Ekspansi global stablecoin semakin cepat, mendorong negara-negara di Asia untuk menyesuaikan regulasi mereka terhadap aset digital ini. Otoritas di kawasan tersebut mengambil pendekatan yang beragam, menyeimbangkan pertumbuhan token yang didukung bank dan terhubung dengan mata uang domestik dengan stablecoin yang dipatok pada dolar AS. Di Jepang, Singapura, dan Hong Kong, kebijakan sedang diperbarui untuk mendefinisikan peran stablecoin dalam setiap ekonomi dan memperjelas bagaimana aset digital ini dapat berfungsi berdampingan dengan sistem keuangan tradisional.
Di Asia, pengembangan stablecoin mencerminkan upaya menyeimbangkan antara membiarkan pelaku swasta berinovasi dalam sistem moneter nasional dan mempertahankan kendali atas arus modal. Hal ini terlihat dalam perkembangan terbaru, dengan konsorsium bank Jepang yang merencanakan stablecoin baru sementara China membatasi proyek berbasis Hong Kong, menunjukkan batasan yang dihadapi penerbit swasta di bawah regulasi yang ada.
John Cho, wakil presiden kemitraan di Kaia DLT Foundation, menjelaskan bahwa regulator dan legislator di kawasan ini bergerak cepat untuk membangun kerangka hukum yang jelas bagi cryptocurrency dan stablecoin. Ia menambahkan bahwa para pembuat kebijakan terbagi: beberapa percaya hanya bank yang sudah mapan yang boleh menangani penerbitan stablecoin dan pengelolaan cadangan, sementara yang lain khawatir pembatasan semacam itu dapat menghambat inovasi dan adopsi di sektor ini.
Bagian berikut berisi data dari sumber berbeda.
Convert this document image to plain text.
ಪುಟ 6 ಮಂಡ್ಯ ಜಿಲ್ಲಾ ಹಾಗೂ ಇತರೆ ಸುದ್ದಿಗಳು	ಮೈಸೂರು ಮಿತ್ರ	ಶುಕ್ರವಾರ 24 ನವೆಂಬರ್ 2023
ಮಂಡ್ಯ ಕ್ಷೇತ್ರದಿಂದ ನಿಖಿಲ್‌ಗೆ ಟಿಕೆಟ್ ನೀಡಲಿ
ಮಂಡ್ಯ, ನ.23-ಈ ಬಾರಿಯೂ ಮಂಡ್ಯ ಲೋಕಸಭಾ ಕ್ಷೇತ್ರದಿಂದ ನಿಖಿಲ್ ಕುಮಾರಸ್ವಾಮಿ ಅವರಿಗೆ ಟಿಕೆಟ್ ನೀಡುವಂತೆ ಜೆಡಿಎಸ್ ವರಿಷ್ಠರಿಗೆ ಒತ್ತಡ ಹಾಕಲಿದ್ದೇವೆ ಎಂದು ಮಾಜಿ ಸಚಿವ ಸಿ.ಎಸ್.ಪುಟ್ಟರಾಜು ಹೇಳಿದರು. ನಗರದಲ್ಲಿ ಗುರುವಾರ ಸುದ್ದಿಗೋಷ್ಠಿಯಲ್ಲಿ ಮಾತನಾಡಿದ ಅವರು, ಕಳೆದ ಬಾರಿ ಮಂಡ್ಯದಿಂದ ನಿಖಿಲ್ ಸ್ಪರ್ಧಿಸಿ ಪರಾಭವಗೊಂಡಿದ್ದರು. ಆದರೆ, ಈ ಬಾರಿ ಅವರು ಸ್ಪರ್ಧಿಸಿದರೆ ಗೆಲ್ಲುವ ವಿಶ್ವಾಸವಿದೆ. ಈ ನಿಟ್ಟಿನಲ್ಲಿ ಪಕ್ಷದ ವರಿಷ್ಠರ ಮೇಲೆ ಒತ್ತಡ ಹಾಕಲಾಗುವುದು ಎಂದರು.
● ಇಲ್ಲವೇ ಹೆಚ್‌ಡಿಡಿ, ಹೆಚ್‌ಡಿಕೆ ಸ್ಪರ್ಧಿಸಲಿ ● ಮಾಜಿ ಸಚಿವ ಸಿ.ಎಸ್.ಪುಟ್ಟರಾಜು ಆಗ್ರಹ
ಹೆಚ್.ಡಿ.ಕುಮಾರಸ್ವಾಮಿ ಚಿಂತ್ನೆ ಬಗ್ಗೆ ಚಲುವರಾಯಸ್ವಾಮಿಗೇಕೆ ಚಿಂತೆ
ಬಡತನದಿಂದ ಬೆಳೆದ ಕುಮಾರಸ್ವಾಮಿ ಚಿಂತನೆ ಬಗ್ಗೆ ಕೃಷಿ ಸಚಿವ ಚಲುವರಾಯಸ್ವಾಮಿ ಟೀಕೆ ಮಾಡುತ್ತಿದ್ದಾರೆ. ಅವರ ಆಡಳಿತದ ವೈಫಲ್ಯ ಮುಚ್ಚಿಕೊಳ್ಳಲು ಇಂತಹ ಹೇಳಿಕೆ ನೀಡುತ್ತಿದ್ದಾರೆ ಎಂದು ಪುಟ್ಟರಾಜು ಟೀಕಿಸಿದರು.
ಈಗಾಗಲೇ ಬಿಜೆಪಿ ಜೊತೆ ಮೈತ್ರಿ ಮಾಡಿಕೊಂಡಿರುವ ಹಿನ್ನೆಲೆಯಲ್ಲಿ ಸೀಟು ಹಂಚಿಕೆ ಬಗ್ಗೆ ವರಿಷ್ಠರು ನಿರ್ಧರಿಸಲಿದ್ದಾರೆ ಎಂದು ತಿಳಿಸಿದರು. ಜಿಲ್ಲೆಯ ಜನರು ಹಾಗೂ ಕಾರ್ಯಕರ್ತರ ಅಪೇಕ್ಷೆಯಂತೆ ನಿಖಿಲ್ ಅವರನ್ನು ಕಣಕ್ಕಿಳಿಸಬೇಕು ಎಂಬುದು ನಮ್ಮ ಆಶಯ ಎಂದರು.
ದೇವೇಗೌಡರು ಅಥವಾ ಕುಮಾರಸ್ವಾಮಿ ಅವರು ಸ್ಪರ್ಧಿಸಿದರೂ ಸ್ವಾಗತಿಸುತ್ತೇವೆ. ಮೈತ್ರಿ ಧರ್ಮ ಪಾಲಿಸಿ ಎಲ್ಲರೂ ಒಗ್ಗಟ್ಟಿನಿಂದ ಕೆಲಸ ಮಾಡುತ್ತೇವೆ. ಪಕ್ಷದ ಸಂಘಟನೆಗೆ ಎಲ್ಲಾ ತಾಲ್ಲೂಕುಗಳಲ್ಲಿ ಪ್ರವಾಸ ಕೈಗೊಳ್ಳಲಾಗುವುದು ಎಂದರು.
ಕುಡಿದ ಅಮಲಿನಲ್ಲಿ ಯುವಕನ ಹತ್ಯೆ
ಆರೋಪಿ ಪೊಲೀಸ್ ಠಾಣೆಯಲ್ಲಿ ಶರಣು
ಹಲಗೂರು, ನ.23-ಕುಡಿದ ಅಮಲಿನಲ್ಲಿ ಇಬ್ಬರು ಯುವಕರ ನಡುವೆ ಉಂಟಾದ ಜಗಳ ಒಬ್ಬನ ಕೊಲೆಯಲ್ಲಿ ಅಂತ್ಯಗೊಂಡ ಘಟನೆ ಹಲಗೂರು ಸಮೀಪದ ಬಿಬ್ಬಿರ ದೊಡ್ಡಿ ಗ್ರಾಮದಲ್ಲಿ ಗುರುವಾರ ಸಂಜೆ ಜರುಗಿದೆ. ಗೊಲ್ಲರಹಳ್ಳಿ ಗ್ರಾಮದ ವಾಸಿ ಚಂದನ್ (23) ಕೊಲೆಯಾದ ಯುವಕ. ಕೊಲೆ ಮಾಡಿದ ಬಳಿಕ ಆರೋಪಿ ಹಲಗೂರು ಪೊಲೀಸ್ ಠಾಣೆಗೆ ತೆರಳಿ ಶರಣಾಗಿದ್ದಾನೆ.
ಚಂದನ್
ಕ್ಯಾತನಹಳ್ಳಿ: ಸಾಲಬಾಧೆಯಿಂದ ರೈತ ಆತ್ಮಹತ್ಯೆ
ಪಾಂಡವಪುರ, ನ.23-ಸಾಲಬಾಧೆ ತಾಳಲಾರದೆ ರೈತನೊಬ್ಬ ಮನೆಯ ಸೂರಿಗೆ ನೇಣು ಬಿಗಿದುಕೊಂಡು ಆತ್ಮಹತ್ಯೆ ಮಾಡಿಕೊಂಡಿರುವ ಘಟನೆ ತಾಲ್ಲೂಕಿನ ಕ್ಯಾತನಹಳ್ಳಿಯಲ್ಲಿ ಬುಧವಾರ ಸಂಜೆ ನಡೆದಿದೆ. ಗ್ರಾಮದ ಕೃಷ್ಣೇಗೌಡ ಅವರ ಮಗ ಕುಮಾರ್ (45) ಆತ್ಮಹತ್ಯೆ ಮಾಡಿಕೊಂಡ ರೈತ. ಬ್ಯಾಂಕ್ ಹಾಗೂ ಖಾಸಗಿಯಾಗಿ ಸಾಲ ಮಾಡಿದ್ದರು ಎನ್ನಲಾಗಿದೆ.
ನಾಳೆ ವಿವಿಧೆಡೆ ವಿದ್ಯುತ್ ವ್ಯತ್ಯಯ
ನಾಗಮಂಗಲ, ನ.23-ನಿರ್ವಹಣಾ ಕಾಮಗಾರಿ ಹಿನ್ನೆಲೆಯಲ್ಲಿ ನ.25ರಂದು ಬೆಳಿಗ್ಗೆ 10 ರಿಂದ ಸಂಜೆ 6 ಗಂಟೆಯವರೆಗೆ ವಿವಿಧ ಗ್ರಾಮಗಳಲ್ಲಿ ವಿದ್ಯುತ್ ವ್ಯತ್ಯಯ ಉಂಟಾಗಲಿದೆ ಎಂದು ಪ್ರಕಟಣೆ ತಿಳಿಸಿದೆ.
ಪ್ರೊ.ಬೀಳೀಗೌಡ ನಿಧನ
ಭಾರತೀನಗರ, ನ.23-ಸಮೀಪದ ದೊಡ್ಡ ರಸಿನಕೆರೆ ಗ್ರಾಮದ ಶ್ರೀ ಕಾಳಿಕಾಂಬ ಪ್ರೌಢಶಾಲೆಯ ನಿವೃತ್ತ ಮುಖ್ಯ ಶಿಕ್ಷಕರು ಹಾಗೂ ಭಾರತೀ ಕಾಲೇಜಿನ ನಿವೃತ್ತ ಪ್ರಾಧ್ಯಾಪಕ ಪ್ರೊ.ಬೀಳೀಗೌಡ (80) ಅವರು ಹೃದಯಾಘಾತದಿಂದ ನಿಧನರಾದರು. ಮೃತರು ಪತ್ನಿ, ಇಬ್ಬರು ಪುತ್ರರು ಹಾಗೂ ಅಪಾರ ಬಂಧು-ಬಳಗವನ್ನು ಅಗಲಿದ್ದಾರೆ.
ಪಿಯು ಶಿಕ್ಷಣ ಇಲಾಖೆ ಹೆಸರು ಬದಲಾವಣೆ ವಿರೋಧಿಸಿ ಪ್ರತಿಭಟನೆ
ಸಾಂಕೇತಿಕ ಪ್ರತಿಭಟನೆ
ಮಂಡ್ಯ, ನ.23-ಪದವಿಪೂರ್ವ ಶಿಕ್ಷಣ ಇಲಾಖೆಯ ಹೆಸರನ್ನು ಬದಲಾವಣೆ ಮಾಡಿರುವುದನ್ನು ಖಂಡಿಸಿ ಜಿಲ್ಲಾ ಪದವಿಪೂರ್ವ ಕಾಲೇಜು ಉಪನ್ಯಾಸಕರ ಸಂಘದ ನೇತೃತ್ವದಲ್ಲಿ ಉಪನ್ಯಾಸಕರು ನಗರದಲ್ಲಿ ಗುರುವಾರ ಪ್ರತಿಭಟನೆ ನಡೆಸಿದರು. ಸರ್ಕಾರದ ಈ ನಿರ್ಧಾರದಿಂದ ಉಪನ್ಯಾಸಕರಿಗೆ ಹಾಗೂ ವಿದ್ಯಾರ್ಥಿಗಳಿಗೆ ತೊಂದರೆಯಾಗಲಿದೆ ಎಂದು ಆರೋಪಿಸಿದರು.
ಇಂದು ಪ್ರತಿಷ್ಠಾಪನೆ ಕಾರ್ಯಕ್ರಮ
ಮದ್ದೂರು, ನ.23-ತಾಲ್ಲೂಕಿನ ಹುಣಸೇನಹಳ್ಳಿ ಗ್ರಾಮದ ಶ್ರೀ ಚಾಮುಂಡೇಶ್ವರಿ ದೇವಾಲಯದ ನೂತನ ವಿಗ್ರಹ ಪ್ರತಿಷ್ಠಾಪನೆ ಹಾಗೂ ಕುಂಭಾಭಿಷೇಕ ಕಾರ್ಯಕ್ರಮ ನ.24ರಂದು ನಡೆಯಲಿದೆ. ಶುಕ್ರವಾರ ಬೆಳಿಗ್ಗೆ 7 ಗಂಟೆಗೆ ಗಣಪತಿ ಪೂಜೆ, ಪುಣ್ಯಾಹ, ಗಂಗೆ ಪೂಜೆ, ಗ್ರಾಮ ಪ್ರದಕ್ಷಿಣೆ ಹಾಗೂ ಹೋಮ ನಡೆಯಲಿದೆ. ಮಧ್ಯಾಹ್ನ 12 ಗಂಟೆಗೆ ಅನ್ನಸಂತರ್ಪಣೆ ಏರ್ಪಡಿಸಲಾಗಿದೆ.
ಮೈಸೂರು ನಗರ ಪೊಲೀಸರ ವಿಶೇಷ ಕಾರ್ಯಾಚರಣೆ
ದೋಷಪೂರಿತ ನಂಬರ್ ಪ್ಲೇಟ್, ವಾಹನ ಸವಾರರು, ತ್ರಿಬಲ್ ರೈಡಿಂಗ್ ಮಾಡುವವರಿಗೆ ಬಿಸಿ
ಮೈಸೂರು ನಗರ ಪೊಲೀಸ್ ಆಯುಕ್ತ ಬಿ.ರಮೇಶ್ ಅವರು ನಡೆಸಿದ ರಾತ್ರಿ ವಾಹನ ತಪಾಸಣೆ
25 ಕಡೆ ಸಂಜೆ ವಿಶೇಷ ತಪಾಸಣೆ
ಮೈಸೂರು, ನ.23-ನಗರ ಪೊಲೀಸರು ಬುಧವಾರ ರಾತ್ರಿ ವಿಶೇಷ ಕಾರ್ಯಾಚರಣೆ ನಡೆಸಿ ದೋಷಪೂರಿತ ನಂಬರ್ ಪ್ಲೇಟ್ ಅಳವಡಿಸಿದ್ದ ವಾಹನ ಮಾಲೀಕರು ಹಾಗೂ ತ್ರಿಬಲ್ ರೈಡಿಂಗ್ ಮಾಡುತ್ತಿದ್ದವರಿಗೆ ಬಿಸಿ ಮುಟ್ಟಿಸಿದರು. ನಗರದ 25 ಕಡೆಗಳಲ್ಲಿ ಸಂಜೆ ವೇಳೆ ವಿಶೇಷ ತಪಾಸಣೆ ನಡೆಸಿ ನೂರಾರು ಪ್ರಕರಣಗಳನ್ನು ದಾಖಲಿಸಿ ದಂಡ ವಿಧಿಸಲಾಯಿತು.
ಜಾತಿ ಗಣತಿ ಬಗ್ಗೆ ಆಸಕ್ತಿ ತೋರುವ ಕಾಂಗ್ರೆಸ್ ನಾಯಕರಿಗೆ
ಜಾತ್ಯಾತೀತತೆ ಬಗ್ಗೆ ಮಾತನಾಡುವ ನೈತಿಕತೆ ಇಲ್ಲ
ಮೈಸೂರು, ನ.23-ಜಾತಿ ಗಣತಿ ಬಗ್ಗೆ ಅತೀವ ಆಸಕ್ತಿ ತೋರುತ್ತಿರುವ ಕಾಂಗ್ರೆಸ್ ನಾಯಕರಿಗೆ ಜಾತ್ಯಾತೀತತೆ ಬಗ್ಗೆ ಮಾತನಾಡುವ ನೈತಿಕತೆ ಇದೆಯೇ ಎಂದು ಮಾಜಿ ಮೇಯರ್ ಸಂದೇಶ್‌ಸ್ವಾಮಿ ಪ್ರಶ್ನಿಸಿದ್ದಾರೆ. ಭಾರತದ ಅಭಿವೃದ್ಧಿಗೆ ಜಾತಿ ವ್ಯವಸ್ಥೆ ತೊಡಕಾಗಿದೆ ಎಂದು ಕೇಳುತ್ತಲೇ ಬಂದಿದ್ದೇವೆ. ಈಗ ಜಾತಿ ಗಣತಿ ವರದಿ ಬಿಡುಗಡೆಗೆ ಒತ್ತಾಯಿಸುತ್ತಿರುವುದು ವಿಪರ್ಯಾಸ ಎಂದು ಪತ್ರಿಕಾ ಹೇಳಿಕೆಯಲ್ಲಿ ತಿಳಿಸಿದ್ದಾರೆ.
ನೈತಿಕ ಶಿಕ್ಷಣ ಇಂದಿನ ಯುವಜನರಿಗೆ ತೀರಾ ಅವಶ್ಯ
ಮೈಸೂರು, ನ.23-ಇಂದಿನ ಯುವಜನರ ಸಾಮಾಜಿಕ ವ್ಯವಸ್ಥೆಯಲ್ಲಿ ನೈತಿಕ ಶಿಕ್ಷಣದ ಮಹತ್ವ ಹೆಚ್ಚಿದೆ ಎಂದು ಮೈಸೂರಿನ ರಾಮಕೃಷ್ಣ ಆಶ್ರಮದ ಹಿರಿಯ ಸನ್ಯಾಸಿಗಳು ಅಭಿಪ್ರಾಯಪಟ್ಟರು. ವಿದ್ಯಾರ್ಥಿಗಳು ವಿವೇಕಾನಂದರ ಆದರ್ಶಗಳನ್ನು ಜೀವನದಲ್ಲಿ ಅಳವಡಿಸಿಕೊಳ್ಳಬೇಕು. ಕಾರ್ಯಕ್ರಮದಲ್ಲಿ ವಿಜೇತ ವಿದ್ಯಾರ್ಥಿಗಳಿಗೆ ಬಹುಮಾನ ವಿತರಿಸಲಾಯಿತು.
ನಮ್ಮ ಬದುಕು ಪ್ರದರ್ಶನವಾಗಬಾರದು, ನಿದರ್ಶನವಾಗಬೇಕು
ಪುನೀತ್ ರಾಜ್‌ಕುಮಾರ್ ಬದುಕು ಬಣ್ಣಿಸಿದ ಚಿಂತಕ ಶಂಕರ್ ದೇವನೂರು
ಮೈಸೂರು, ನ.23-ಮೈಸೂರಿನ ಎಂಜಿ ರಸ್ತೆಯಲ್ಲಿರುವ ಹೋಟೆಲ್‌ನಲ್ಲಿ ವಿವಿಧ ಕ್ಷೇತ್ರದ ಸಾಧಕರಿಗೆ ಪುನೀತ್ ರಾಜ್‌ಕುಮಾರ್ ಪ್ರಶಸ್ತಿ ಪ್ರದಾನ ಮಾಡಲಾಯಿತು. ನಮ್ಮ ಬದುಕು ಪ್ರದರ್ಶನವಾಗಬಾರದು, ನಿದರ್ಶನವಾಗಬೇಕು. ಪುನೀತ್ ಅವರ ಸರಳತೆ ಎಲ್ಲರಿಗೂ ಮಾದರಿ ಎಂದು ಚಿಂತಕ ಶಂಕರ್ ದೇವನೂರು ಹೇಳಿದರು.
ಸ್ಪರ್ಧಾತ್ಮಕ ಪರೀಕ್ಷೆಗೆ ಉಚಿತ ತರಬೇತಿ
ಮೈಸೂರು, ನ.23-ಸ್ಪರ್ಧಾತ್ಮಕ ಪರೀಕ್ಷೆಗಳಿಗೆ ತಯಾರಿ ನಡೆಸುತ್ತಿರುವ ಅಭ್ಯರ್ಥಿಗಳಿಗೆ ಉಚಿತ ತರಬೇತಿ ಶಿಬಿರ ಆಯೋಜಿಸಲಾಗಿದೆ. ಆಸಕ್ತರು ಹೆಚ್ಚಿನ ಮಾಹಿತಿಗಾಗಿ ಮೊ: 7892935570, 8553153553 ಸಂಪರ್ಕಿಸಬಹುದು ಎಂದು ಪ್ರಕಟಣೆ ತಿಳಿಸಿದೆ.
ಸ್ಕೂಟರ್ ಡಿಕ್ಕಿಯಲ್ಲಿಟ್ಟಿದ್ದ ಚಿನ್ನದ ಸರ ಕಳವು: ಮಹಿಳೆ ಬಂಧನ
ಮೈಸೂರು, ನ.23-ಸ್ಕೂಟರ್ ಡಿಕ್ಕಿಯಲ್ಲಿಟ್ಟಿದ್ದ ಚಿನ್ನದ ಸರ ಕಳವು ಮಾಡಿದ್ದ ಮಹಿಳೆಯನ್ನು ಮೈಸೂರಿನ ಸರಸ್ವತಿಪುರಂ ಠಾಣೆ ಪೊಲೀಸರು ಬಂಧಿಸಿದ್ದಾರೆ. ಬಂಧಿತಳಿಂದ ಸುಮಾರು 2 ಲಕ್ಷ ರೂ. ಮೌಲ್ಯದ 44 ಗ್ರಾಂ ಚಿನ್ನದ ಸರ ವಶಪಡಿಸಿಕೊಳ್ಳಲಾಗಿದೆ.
Di Jepang, MUFG Bank, Sumitomo Mitsui Banking Corporation, dan Mizuho Bank berencana menerbitkan stablecoin melalui infrastruktur perusahaan fintech yang berbasis di Tokyo, Progmat. Inisiatif ini akan dimulai dengan token yang didukung yen, diikuti kemudian oleh versi dolar AS. Setelah menyelesaikan uji coba proof-of-concept, bank-bank tersebut memperkirakan stablecoin akan digunakan secara praktis pada akhir tahun fiskal saat ini di bulan Maret. Pada saat yang sama, Jepang memperbarui regulasi kriptonya untuk mencegah aktivitas ilegal, termasuk langkah-langkah yang ditujukan pada insider trading dalam mata uang digital, seperti dilaporkan oleh Cointribune.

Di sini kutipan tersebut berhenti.